Residential retrofit maintains historic appearance
In the middle of the Front Range, looking down over the Denver skyline and plains, sits a historic property built in 1933 that is undergoing a complete transformation. Our task was to replace the existing steam boiler heating system with a hot–water, forced-circulation heating system to provide better temperature control. The other important factor was by eliminating the original steam piping mains in the basement, the new owners would gain valuable headroom space.
The home was mostly stripped down to the studs, but it retained much of the fine woodwork. The house was built in the Southwest style of architecture with white stucco and dark stone exteriors, and a red tile roof. Unfortunately, the exterior walls were either two-by-fours with no insulation or uninsulated concrete block. The ceilings throughout, and in the two vaulted great rooms, were also uninsulated.
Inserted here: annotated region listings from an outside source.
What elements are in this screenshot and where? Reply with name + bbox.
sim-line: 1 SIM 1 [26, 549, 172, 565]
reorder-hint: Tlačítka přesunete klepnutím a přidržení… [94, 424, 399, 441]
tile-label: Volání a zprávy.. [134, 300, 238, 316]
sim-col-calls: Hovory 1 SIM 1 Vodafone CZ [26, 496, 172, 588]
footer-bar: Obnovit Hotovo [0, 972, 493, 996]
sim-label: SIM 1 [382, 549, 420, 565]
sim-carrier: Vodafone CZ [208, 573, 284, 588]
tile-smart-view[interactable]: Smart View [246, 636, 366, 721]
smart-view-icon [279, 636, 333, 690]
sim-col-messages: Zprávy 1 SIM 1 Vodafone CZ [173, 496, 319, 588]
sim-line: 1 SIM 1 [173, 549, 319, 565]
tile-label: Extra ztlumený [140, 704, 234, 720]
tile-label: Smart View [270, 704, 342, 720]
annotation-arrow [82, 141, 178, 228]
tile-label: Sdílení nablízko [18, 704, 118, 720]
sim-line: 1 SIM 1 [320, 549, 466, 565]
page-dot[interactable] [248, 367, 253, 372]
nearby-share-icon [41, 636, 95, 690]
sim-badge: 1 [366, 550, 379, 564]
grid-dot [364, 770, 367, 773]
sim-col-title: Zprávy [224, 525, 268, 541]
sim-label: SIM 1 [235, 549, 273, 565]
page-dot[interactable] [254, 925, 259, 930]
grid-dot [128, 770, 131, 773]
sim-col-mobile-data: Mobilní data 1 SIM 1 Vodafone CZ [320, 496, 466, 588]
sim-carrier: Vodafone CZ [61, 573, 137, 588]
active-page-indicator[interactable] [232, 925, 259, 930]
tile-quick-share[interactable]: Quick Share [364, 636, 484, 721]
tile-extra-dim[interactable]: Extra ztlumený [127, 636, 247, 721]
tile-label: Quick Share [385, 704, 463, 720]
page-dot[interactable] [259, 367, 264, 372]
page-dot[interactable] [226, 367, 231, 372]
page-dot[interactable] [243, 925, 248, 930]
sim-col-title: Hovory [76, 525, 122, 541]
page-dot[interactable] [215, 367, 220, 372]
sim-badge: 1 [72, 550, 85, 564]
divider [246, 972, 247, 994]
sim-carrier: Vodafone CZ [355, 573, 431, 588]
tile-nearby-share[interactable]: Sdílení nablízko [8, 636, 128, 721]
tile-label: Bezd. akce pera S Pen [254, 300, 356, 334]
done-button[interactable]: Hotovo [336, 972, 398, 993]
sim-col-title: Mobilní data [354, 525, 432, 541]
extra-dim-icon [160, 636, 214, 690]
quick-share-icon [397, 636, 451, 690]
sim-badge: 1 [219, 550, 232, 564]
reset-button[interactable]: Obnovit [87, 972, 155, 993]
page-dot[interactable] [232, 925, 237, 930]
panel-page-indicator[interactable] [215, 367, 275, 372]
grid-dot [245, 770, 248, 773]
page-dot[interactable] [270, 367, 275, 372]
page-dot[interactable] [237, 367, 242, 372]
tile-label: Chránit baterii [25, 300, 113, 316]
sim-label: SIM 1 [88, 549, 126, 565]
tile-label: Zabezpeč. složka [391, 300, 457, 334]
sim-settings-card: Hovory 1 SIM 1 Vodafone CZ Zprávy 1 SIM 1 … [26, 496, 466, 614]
For a total of 6,700 square feet of living space, the existing system consisted of two not very old 199,000 Btu/h steam boilers in a two-pipe steam arrangement supplying a variety of heat emitters. The great rooms had floor-mounted and enclosed cast iron radiators. The basement and garage had ceiling and wall-mounted cast iron radiators. The unique parts of the house were the 19 recessed wall unit heat emitters that were built by an unknown manufacturer. The question became, do we replace them or try to salvage them?